The IOCs - Chevron, ConocoPhillips, Equinor, Husky, KUFPEC, Roc Oil, Shell, SK Innovation, and Total - all have existing E&P operations in the country, and the agreements underline their commitment to involvement in China’s energy sector, Harwood said.

Should the agreements be converted to full exploration contracts, CNOOC will retain operatorship. Wood Mackenzie expects the company to increase its domestic exploration expenditure and to become more active in exploration in 2019.

“The Pearl River Mouth basin is believed to hold significant deepwater gas and shallow-water oil potential,” Harwood said, adding that the bulk of future exploration investment is likely to target this area.

“CNOOC has set its sights on raising gas reserves by 50% by 2025 and developing further its deepwater expertise. These agreements will help the company achieve its targets and hone its technical skills set.”

 

3-Noble Wins Three Contracts Offshore Australia

Noble Corp. has issued an update on its offshore drilling rig fleet.

In the Gulf of Mexico, W&T Offshore has contracted the drillship Noble Sam Croft. Drilling is expected to start in 1Q 2019 and end in 2Q 2019.

Offshore South America, an undisclosed operator awarded the Noble Sam Croft a one-well, firm term contract. It is expected to start in mid-2019.

Offshore Australia, the jackup Noble Tom Prosser has received three contracts. The contract with Santos is expected to start in March/April 2019 and end in October 2019. It includes 2x1 well options. CarbonNet/AGR’s contract is expected to last from November to December. Esso’s contract is expected to start in January 2020 and end in April 2020. It includes 6x1 well options.

In the UK North Sea, Spirit Energy has extended the contract for the jackup Noble Hans Deul into late July 2019.

Saudi Aramco has extended the contract for the jackup Noble Joe Beall to late April 2019. In addition, Aramco has extended the contract for the jackup Noble Gene House to late December 2018.

4-Petrobras Foresees Steep Production Growth

Petrobras anticipates growing its oil production in Brazil next year by 10% and 7% globally, due to start-up of five new production systems this year and three more in 2019.

During 2019-23, it expects to start up 13 new systems, with its oil and natural gas production in this period rising on average by 5% per year.

Cost efficiency measures and presalt lifting costs of less than $7/boe should drive the company’s average lifting cost to less than $10/boe from 2020 onwards.

Further divestments are likely as the company continues to pursue active portfolio management, and these could realize $26.9 billion in sales over the five-year period.

5-Sverdrup Process Topsides Head to Norway

The topsides for the Johan Sverdrup processing platform in the Norwegian North Sea is setting sail from the Samsung Heavy Industries yard on Geoje Island, South Korea.

Aker Solutions was responsible for engineering and procurement management for the topsides. According to Johan Sverdrup operator Equinor, since construction finished in May, there have been numerous tests to ensure the processing facility is completed to the fullest extent possible prior to installation next spring at the field location.

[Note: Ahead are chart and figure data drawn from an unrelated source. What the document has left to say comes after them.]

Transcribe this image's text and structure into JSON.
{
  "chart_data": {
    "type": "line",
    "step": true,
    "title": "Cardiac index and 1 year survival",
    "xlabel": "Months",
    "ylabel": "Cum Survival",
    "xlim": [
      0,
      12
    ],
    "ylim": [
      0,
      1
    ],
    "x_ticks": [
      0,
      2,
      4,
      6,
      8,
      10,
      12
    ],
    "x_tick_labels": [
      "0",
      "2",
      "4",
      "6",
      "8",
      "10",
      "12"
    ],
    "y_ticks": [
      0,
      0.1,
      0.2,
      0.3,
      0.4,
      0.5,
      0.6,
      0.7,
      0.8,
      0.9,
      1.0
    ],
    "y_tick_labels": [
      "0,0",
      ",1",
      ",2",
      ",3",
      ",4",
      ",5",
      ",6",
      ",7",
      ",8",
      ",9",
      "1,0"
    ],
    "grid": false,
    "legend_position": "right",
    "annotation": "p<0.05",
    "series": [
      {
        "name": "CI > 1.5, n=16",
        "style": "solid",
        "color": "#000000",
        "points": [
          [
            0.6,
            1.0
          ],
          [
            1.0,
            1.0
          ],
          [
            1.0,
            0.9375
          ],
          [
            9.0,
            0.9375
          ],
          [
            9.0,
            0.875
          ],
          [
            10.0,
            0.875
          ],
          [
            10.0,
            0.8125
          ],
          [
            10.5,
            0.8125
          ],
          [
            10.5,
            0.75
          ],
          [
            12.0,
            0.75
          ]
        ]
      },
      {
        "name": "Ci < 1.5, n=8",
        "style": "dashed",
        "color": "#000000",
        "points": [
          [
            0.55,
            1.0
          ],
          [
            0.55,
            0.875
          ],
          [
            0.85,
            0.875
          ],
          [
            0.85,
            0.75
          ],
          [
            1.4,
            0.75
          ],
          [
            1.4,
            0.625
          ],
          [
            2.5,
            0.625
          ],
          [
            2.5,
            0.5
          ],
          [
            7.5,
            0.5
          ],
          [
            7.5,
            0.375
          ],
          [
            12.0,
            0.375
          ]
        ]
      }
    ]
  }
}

 “Having built this as a complete topside gave us a unique opportunity to test a lot of systems that we normally wouldn’t have been able to test prior to installation offshore,” said Jill Sale, project manager for the processing platform and responsible for the Johan Sverdrup project in South Korea.

“This has given us a better picture of the quality of the work undertaken and helps safeguard the plan towards start-up of the field next year.”

The topsides is now sailing to Norway onboard the heavy-transport vessel Boskalis Vanguard. Its initial destination will be the Kværner yard on Stord, off western Norway, where two pedestal cranes will be mounted, and where further preparations will follow before the structure is lifted into position in one single lift by the Pioneering Spirit.

Norway’s Petroleum Safety Authority has approved Equinor’s request to undertake drilling and well operations on the Fram field in the northern Norwegian North Sea, 20 km (12 mi) north of Troll and in 350 m (1,148 ft) water depth.

Next month the semisubmersible Deepsea Atlantic will start drilling three production wells with the program set to last 300 days.